Memory Bandwidth
The 4-step algorithm requires both a column and row transform, with transposes between phases. This is performed both by controlling the memory access pattern and by internally transposing small blocks of data so they can be loaded in parallel into the individual NTT cores.
One significant issue we have faced with this project is the bandwidth performance of HBM. When the input data is organised into a simple row major order we tend to burst 64 to 512 bytes before opening a new row in HBM. The row open operation appears to be taking up to 200-250 HBM clock cycles (about 100 cycles at our internal 200 Mhz clock). This proves to be a significant performance bottleneck for our design.

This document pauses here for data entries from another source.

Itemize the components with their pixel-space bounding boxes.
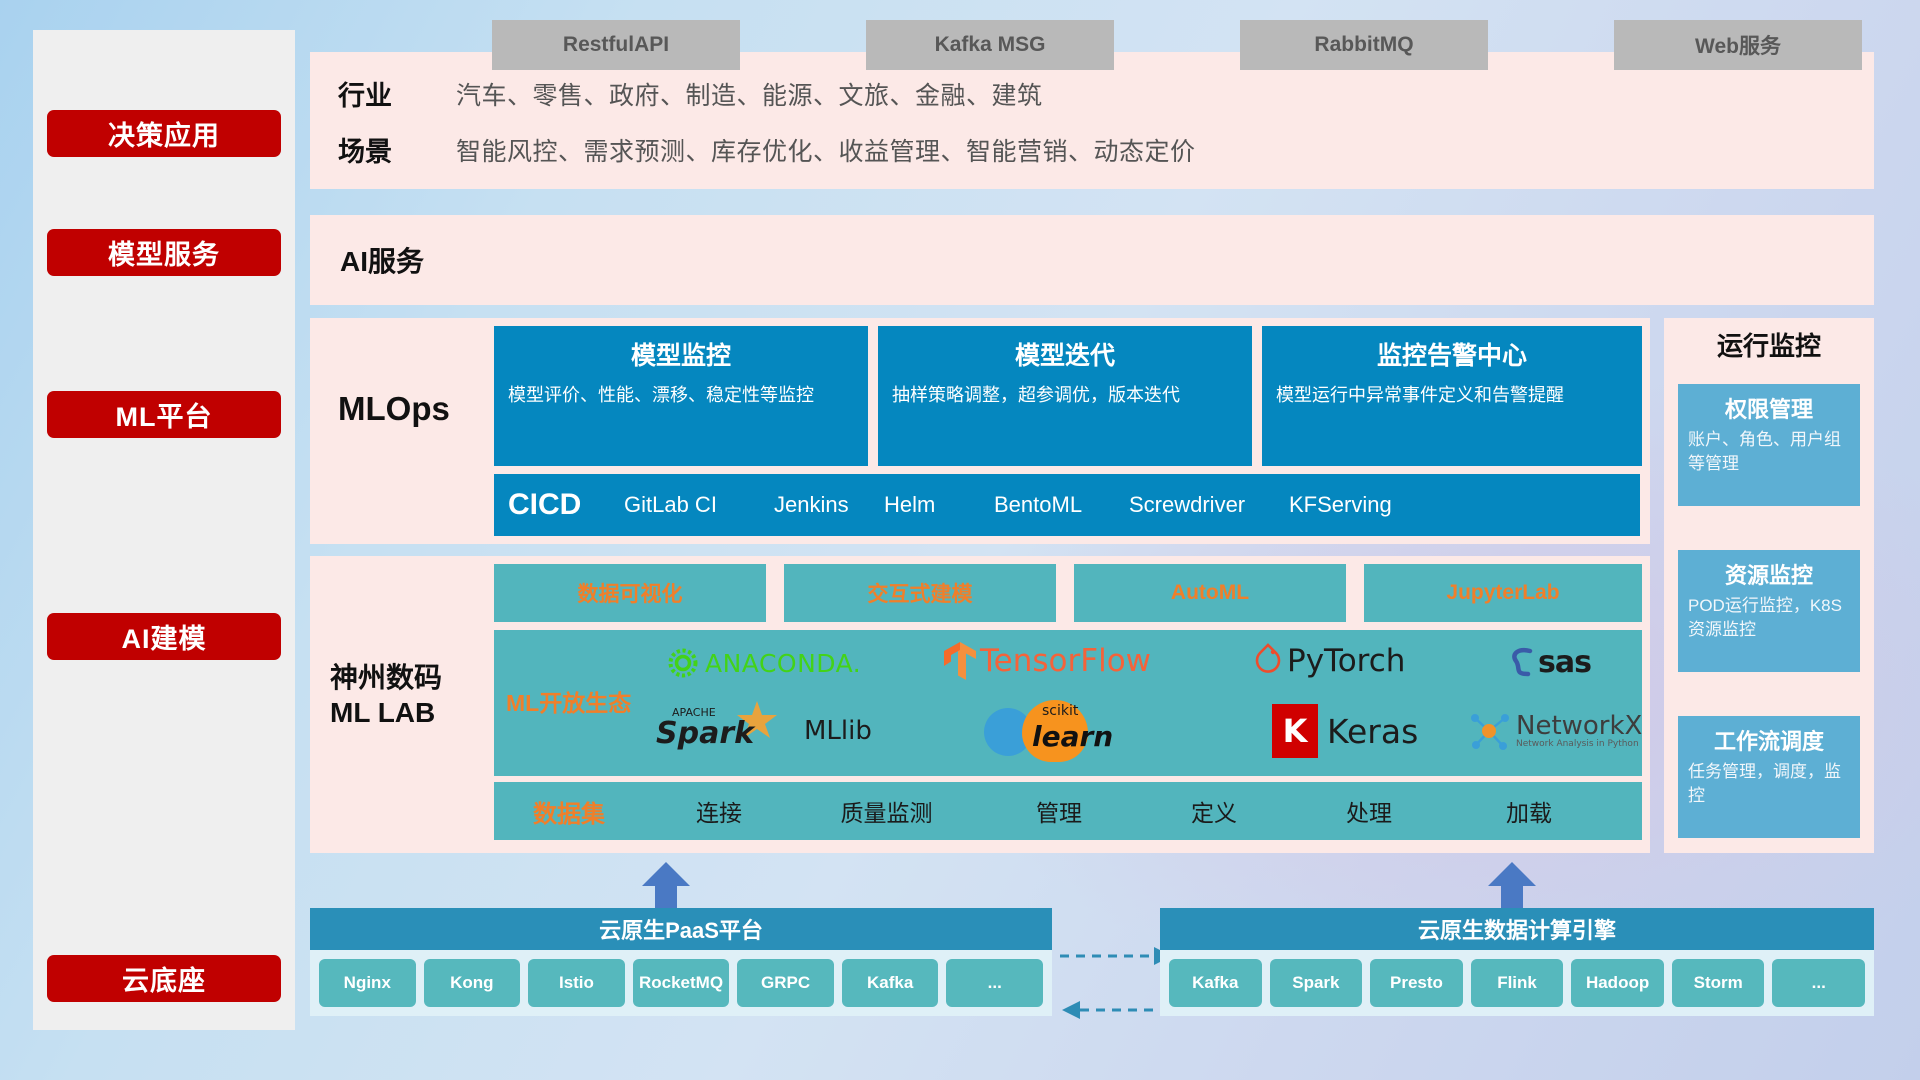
- mlops-card-desc: 模型评价、性能、漂移、稳定性等监控: [508, 382, 854, 408]
- cloud-chip-list: Nginx Kong Istio RocketMQ GRPC Kafka ...: [310, 950, 1052, 1016]
- service-chip-web-service[interactable]: Web服务: [1614, 20, 1862, 70]
- pytorch-logo: PyTorch: [1254, 638, 1405, 684]
- left-rail: 决策应用 模型服务 ML平台 AI建模 云底座: [33, 30, 295, 1030]
- mlops-card-title: 监控告警中心: [1276, 336, 1628, 372]
- cloud-chip-rocketmq[interactable]: RocketMQ: [633, 959, 730, 1007]
- spark-logo-text: Spark: [656, 716, 754, 751]
- monitor-card-workflow[interactable]: 工作流调度 任务管理，调度，监控: [1678, 716, 1860, 838]
- networkx-logo-text: NetworkX: [1516, 713, 1642, 740]
- cloud-chip-nginx[interactable]: Nginx: [319, 959, 416, 1007]
- service-chip-restfulapi[interactable]: RestfulAPI: [492, 20, 740, 70]
- tensorflow-logo-text: TensorFlow: [980, 643, 1151, 679]
- rail-item-ml-platform[interactable]: ML平台: [47, 391, 281, 438]
- monitor-card-resource[interactable]: 资源监控 POD运行监控，K8S资源监控: [1678, 550, 1860, 672]
- decision-app-panel: 行业 汽车、零售、政府、制造、能源、文旅、金融、建筑 场景 智能风控、需求预测、…: [310, 52, 1874, 189]
- ai-modeling-panel: 数据可视化 交互式建模 AutoML JupyterLab ML开放生态 ANA…: [310, 556, 1650, 853]
- dataset-item-define[interactable]: 定义: [1139, 794, 1289, 828]
- service-chip-rabbitmq[interactable]: RabbitMQ: [1240, 20, 1488, 70]
- cloud-chip-presto[interactable]: Presto: [1370, 959, 1463, 1007]
- cicd-bar: CICD GitLab CI Jenkins Helm BentoML Scre…: [494, 474, 1640, 536]
- mlops-card-desc: 抽样策略调整，超参调优，版本迭代: [892, 382, 1238, 408]
- cloud-chip-kong[interactable]: Kong: [424, 959, 521, 1007]
- mlops-card-model-iteration[interactable]: 模型迭代 抽样策略调整，超参调优，版本迭代: [878, 326, 1252, 466]
- tool-chip-automl[interactable]: AutoML: [1074, 564, 1346, 622]
- bidirectional-connector: [1058, 940, 1176, 1026]
- cloud-chip-storm[interactable]: Storm: [1672, 959, 1765, 1007]
- scikit-learn-logo: scikit learn: [984, 700, 1144, 762]
- cloud-chip-kafka[interactable]: Kafka: [842, 959, 939, 1007]
- tensorflow-logo: TensorFlow: [942, 636, 1151, 686]
- cloud-block-title: 云原生PaaS平台: [310, 908, 1052, 950]
- sas-logo-text: sas: [1538, 645, 1591, 680]
- cicd-item-kfserving[interactable]: KFServing: [1289, 493, 1439, 516]
- rail-item-decision-app[interactable]: 决策应用: [47, 110, 281, 157]
- scikit-text: scikit: [1042, 703, 1078, 719]
- ml-ecosystem-box: ML开放生态 ANACONDA. TensorFlow PyTorch: [494, 630, 1642, 776]
- dataset-item-load[interactable]: 加载: [1449, 794, 1609, 828]
- cloud-block-data-engine: 云原生数据计算引擎 Kafka Spark Presto Flink Hadoo…: [1160, 908, 1874, 1016]
- cicd-item-screwdriver[interactable]: Screwdriver: [1129, 493, 1289, 516]
- cloud-block-paas: 云原生PaaS平台 Nginx Kong Istio RocketMQ GRPC…: [310, 908, 1052, 1016]
- tool-chip-interactive-modeling[interactable]: 交互式建模: [784, 564, 1056, 622]
- tool-chip-jupyterlab[interactable]: JupyterLab: [1364, 564, 1642, 622]
- mlops-panel: 模型监控 模型评价、性能、漂移、稳定性等监控 模型迭代 抽样策略调整，超参调优，…: [310, 318, 1650, 544]
- mlops-card-alert-center[interactable]: 监控告警中心 模型运行中异常事件定义和告警提醒: [1262, 326, 1642, 466]
- cicd-item-helm[interactable]: Helm: [884, 493, 994, 516]
- monitor-card-permission[interactable]: 权限管理 账户、角色、用户组等管理: [1678, 384, 1860, 506]
- monitor-card-desc: POD运行监控，K8S资源监控: [1688, 594, 1850, 642]
- cloud-chip-list: Kafka Spark Presto Flink Hadoop Storm ..…: [1160, 950, 1874, 1016]
- ml-lab-label-cn: 神州数码: [330, 660, 442, 695]
- up-arrow-data-engine: [1486, 862, 1538, 908]
- mlops-card-title: 模型监控: [508, 336, 854, 372]
- cloud-chip-more[interactable]: ...: [946, 959, 1043, 1007]
- dataset-item-connect[interactable]: 连接: [644, 794, 794, 828]
- cloud-chip-spark[interactable]: Spark: [1270, 959, 1363, 1007]
- cicd-item-gitlab-ci[interactable]: GitLab CI: [624, 493, 774, 516]
- sas-logo: sas: [1504, 640, 1591, 684]
- ai-service-panel: [310, 215, 1874, 305]
- service-chip-kafka-msg[interactable]: Kafka MSG: [866, 20, 1114, 70]
- anaconda-logo-text: ANACONDA.: [705, 649, 861, 678]
- ml-ecosystem-label: ML开放生态: [506, 684, 654, 718]
- monitor-card-title: 资源监控: [1688, 558, 1850, 590]
- dataset-item-manage[interactable]: 管理: [979, 794, 1139, 828]
- cloud-chip-hadoop[interactable]: Hadoop: [1571, 959, 1664, 1007]
- tool-chip-data-visualization[interactable]: 数据可视化: [494, 564, 766, 622]
- industry-row: 行业 汽车、零售、政府、制造、能源、文旅、金融、建筑: [338, 74, 1043, 113]
- cloud-chip-istio[interactable]: Istio: [528, 959, 625, 1007]
- industry-value: 汽车、零售、政府、制造、能源、文旅、金融、建筑: [456, 76, 1043, 112]
- keras-logo-text: Keras: [1327, 712, 1418, 751]
- mlops-label: MLOps: [338, 390, 450, 428]
- keras-mark-text: K: [1283, 712, 1308, 750]
- networkx-logo: NetworkX Network Analysis in Python: [1469, 706, 1642, 756]
- monitor-card-desc: 账户、角色、用户组等管理: [1688, 428, 1850, 476]
- cloud-chip-flink[interactable]: Flink: [1471, 959, 1564, 1007]
- networkx-tagline: Network Analysis in Python: [1516, 740, 1642, 749]
- ml-lab-label: 神州数码 ML LAB: [330, 660, 442, 730]
- scenario-key: 场景: [338, 130, 456, 169]
- dataset-item-process[interactable]: 处理: [1289, 794, 1449, 828]
- industry-key: 行业: [338, 74, 456, 113]
- keras-logo: K Keras: [1272, 704, 1418, 758]
- mlops-card-model-monitoring[interactable]: 模型监控 模型评价、性能、漂移、稳定性等监控: [494, 326, 868, 466]
- rail-item-cloud-base[interactable]: 云底座: [47, 955, 281, 1002]
- cloud-chip-more[interactable]: ...: [1772, 959, 1865, 1007]
- cicd-item-bentoml[interactable]: BentoML: [994, 493, 1129, 516]
- monitor-card-desc: 任务管理，调度，监控: [1688, 760, 1850, 808]
- ml-lab-label-en: ML LAB: [330, 695, 435, 730]
- learn-text: learn: [1032, 720, 1113, 753]
- up-arrow-paas: [640, 862, 692, 908]
- mllib-logo-text: MLlib: [804, 716, 872, 746]
- cicd-title: CICD: [494, 488, 624, 522]
- rail-item-model-service[interactable]: 模型服务: [47, 229, 281, 276]
- scenario-value: 智能风控、需求预测、库存优化、收益管理、智能营销、动态定价: [456, 132, 1196, 168]
- cloud-chip-kafka[interactable]: Kafka: [1169, 959, 1262, 1007]
- monitor-card-title: 权限管理: [1688, 392, 1850, 424]
- pytorch-logo-text: PyTorch: [1287, 643, 1405, 679]
- cloud-chip-grpc[interactable]: GRPC: [737, 959, 834, 1007]
- ai-service-label: AI服务: [340, 215, 424, 305]
- dataset-bar: 数据集 连接 质量监测 管理 定义 处理 加载: [494, 782, 1642, 840]
- monitor-card-title: 工作流调度: [1688, 724, 1850, 756]
- cicd-item-jenkins[interactable]: Jenkins: [774, 493, 884, 516]
- mlops-card-desc: 模型运行中异常事件定义和告警提醒: [1276, 382, 1628, 408]
- runtime-monitoring-title: 运行监控: [1664, 326, 1874, 363]
- rail-item-ai-modeling[interactable]: AI建模: [47, 613, 281, 660]
- spark-mllib-logo: APACHE Spark MLlib: [652, 702, 872, 760]
- cloud-block-title: 云原生数据计算引擎: [1160, 908, 1874, 950]
- mlops-card-title: 模型迭代: [892, 336, 1238, 372]
- runtime-monitoring-panel: 运行监控 权限管理 账户、角色、用户组等管理 资源监控 POD运行监控，K8S资…: [1664, 318, 1874, 853]
- scenario-row: 场景 智能风控、需求预测、库存优化、收益管理、智能营销、动态定价: [338, 130, 1196, 169]
- dataset-title: 数据集: [494, 794, 644, 829]
- dataset-item-quality[interactable]: 质量监测: [794, 794, 979, 828]
- anaconda-logo: ANACONDA.: [666, 640, 861, 686]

We are pretty sure that the UltraScale+ HBM controller can provide much better bandwidth than this, but lacked time to see if we could get better results.

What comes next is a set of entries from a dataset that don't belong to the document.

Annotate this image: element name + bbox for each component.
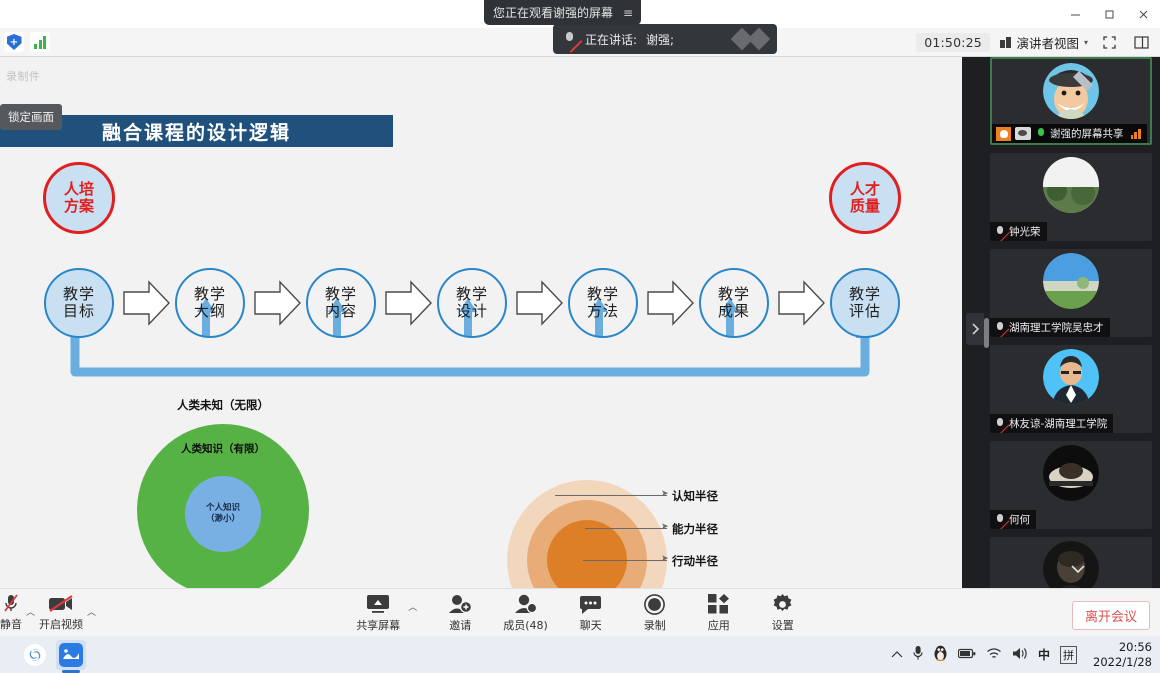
share-screen-icon (366, 594, 390, 615)
shield-icon[interactable]: + (4, 32, 24, 52)
flow-step-line2: 设计 (456, 303, 488, 320)
watching-screen-text: 您正在观看谢强的屏幕 (493, 4, 613, 21)
fullscreen-icon[interactable] (1098, 32, 1120, 52)
chat-button[interactable]: 聊天 (570, 594, 612, 633)
participant-name-1: 钟光荣 (1009, 224, 1041, 239)
flow-step-line1: 教学 (587, 286, 619, 303)
participant-tile-1[interactable]: 钟光荣 (990, 153, 1152, 241)
apps-label: 应用 (708, 617, 730, 633)
clock-date: 2022/1/28 (1093, 655, 1152, 669)
avatar (1043, 253, 1099, 309)
human-knowledge-circle: 人类知识（有限） 个人知识 （渺小） (137, 424, 309, 588)
chat-icon (579, 594, 602, 615)
flow-step-line1: 教学 (718, 286, 750, 303)
participant-nameplate-2: 湖南理工学院吴忠才 (990, 318, 1110, 337)
leader-line-action (583, 560, 667, 561)
mute-label: 静音 (0, 616, 22, 632)
presenter-icon (996, 127, 1011, 141)
participant-name-2: 湖南理工学院吴忠才 (1009, 320, 1104, 335)
flow-step-line1: 教学 (325, 286, 357, 303)
tray-expand-icon[interactable] (891, 648, 903, 662)
meeting-window: + 01:50:25 演讲者视图 ▾ (0, 0, 1160, 673)
view-mode-label: 演讲者视图 (1016, 33, 1079, 52)
speaking-indicator-bar: 正在讲话: 谢强; (553, 24, 777, 54)
signal-bars-icon[interactable] (30, 32, 50, 52)
taskbar-apps (0, 640, 86, 670)
participants-panel[interactable]: 谢强的屏幕共享 钟光荣 (962, 57, 1160, 588)
participant-tile-3[interactable]: 林友谅-湖南理工学院 (990, 345, 1152, 433)
apps-button[interactable]: 应用 (698, 594, 740, 633)
mic-muted-icon (994, 514, 1005, 526)
flow-step-line2: 内容 (325, 303, 357, 320)
leave-meeting-button[interactable]: 离开会议 (1072, 601, 1150, 630)
avatar (1043, 63, 1099, 119)
view-mode-selector[interactable]: 演讲者视图 ▾ (1000, 33, 1088, 52)
close-button[interactable] (1126, 0, 1160, 28)
action-radius-label: 行动半径 (672, 553, 718, 569)
mic-muted-icon (563, 32, 576, 47)
flow-step-4: 教学 设计 (437, 268, 507, 338)
personal-knowledge-line1: 个人知识 (206, 503, 240, 514)
maximize-button[interactable] (1092, 0, 1126, 28)
speaking-name: 谢强; (646, 31, 674, 48)
participant-name-3: 林友谅-湖南理工学院 (1009, 416, 1107, 431)
mic-muted-icon (994, 226, 1005, 238)
invite-label: 邀请 (449, 617, 471, 633)
share-screen-button[interactable]: 共享屏幕 (356, 594, 400, 633)
mic-muted-icon (994, 418, 1005, 430)
personal-knowledge-line2: （渺小） (206, 514, 240, 525)
video-options-chevron[interactable]: ︿ (87, 605, 96, 632)
participant-nameplate-1: 钟光荣 (990, 222, 1047, 241)
participant-tile-2[interactable]: 湖南理工学院吴忠才 (990, 249, 1152, 337)
invite-button[interactable]: 邀请 (439, 594, 481, 633)
hamburger-icon[interactable]: ≡ (623, 6, 632, 20)
avatar (1043, 445, 1099, 501)
invite-icon (449, 594, 472, 615)
topbar-left-icons: + (0, 32, 50, 52)
chevron-down-icon[interactable] (1065, 560, 1091, 578)
participant-nameplate-4: 何何 (990, 510, 1036, 529)
participant-nameplate-3: 林友谅-湖南理工学院 (990, 414, 1113, 433)
participant-name-4: 何何 (1009, 512, 1030, 527)
participant-name-0: 谢强的屏幕共享 (1050, 126, 1124, 141)
video-muted-icon (48, 593, 74, 614)
volume-icon[interactable] (1012, 647, 1028, 663)
share-options-chevron[interactable]: ︿ (408, 600, 417, 627)
record-button[interactable]: 录制 (634, 594, 676, 633)
meeting-app-icon[interactable] (56, 640, 86, 670)
flow-step-1: 教学 目标 (44, 268, 114, 338)
clock-time: 20:56 (1093, 640, 1152, 654)
split-layout-icon[interactable] (1130, 32, 1152, 52)
participants-label: 成员(48) (503, 617, 548, 633)
system-tray: 中 拼 20:56 2022/1/28 (891, 640, 1160, 669)
mic-muted-icon (4, 593, 18, 614)
ability-radius-label: 能力半径 (672, 521, 718, 537)
signal-strength-icon (1131, 129, 1141, 139)
unknown-knowledge-label: 人类未知（无限） (132, 394, 314, 413)
flow-step-line1: 教学 (194, 286, 226, 303)
video-button[interactable]: 开启视频 (39, 593, 83, 632)
app-logo-watermark (734, 31, 767, 47)
record-icon (644, 594, 665, 615)
flow-step-6: 教学 成果 (699, 268, 769, 338)
ime-mode-label[interactable]: 中 (1038, 646, 1050, 663)
lock-screen-tooltip: 锁定画面 (0, 104, 62, 130)
settings-gear-icon (772, 594, 793, 615)
sogou-icon[interactable] (20, 640, 50, 670)
flow-step-5: 教学 方法 (568, 268, 638, 338)
flow-step-7: 教学 评估 (830, 268, 900, 338)
chevron-down-icon: ▾ (1084, 38, 1088, 47)
watching-screen-notice: 您正在观看谢强的屏幕 ≡ (484, 0, 641, 25)
share-screen-label: 共享屏幕 (356, 617, 400, 633)
video-label: 开启视频 (39, 616, 83, 632)
taskbar-clock[interactable]: 20:56 2022/1/28 (1087, 640, 1152, 669)
penguin-icon[interactable] (933, 645, 948, 664)
flow-step-line1: 教学 (849, 286, 881, 303)
leader-arrow-action: ➤ (661, 555, 669, 564)
controls-center-group: 共享屏幕 ︿ 邀请 成员(48) 聊天 (0, 589, 1160, 637)
participant-tile-4[interactable]: 何何 (990, 441, 1152, 529)
participant-nameplate-0: 谢强的屏幕共享 (992, 124, 1147, 143)
radius-diagram: ➤ 认知半径 ➤ 能力半径 ➤ 行动半径 未知的世界 (455, 462, 755, 588)
apps-icon (708, 594, 729, 615)
mic-icon[interactable] (913, 645, 923, 664)
settings-label: 设置 (772, 617, 794, 633)
record-label: 录制 (644, 617, 666, 633)
controls-left-group: 静音 ︿ 开启视频 ︿ (0, 593, 96, 632)
flow-step-line2: 方法 (587, 303, 619, 320)
flow-step-line1: 教学 (456, 286, 488, 303)
mic-active-icon (1035, 128, 1046, 140)
battery-icon[interactable] (958, 648, 976, 662)
windows-taskbar: 中 拼 20:56 2022/1/28 (0, 636, 1160, 673)
avatar (1043, 157, 1099, 213)
flow-step-2: 教学 大纲 (175, 268, 245, 338)
mic-muted-icon (994, 322, 1005, 334)
panel-scrollbar-thumb[interactable] (984, 318, 989, 348)
flow-step-line2: 大纲 (194, 303, 226, 320)
flow-step-line2: 评估 (849, 303, 881, 320)
flow-step-line2: 目标 (63, 303, 95, 320)
chat-label: 聊天 (580, 617, 602, 633)
ime-grid-icon[interactable]: 拼 (1060, 646, 1077, 664)
mute-button[interactable]: 静音 (0, 593, 22, 632)
leader-line-ability (585, 528, 667, 529)
meeting-controls-bar: 静音 ︿ 开启视频 ︿ 共享屏幕 ︿ (0, 588, 1160, 636)
flow-step-3: 教学 内容 (306, 268, 376, 338)
personal-knowledge-circle: 个人知识 （渺小） (185, 476, 261, 552)
avatar (1043, 349, 1099, 405)
leader-arrow-ability: ➤ (661, 523, 669, 532)
record-hint-text: 录制件 (6, 68, 41, 84)
participants-button[interactable]: 成员(48) (503, 594, 548, 633)
collapse-panel-button[interactable] (966, 313, 984, 345)
participant-tile-0[interactable]: 谢强的屏幕共享 (990, 57, 1152, 145)
screen-share-icon (1015, 127, 1031, 140)
topbar-right-controls: 01:50:25 演讲者视图 ▾ (916, 32, 1160, 52)
knowledge-venn-diagram: 人类未知（无限） 人类知识（有限） 个人知识 （渺小） (132, 394, 314, 588)
cognition-radius-label: 认知半径 (672, 488, 718, 504)
minimize-button[interactable] (1058, 0, 1092, 28)
flow-step-line2: 成果 (718, 303, 750, 320)
speaker-view-icon (1000, 37, 1012, 48)
settings-button[interactable]: 设置 (762, 594, 804, 633)
participants-icon (514, 594, 537, 615)
shared-screen-stage[interactable]: 融合课程的设计逻辑 人培 方案 人才 质量 (0, 57, 962, 588)
leader-arrow-cognition: ➤ (661, 490, 669, 499)
mute-options-chevron[interactable]: ︿ (26, 605, 35, 632)
human-knowledge-label: 人类知识（有限） (137, 441, 309, 456)
meeting-timer: 01:50:25 (916, 33, 990, 52)
leader-line-cognition (555, 495, 667, 496)
speaking-label: 正在讲话: (585, 31, 637, 48)
flow-step-line1: 教学 (63, 286, 95, 303)
wifi-icon[interactable] (986, 647, 1002, 663)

The total burst size is dependent on the number of parallel NTT cores and gets better the more we have. With our current maximum of 64 cores we burst $64*8=512$ bytes.
Optimised layout
In order to show the actual performance of the design we needed a way to overcome the memory
bandwidth bottleneck that providing the input matrix in normal layout
(i.e., row major order) suffers from.
This led us to experiment with an
optimised layout
design.
The optimised layout uses the host for pre/post processing and dramatically improves bandwidth efficiency. Of the 4 memory transfers over 2 passes of the 4-step algorithm, 3 are totally linear, and 1 has a burst size of 4096 with 64 cores (2048 with 32). The host is required to transpose blocks of data accessed 64 bytes at a time.
We see tremendously improved throughput of the core with this scheme, though the host processing was relatively heavy (but still faster than the actual NTT computation, so could be hidden).
Due to the ZPrize judging criteria, we don’t expect this optimisation to be useful due to the extra pre/post processing. We include it nonetheless as it shows the potential performance we can get with either a more optimised HBM structure or different memory architecture (like DDR4).
PCIe
The Varium C1100 cards are provided with a Vitis design infrastructure that supports a x4 Gen3 PCIe link. Our NTT design can saturate that link, even with the HBM bandwidth limitations noted above.
We really need a full 16x PCIe link to push this design further.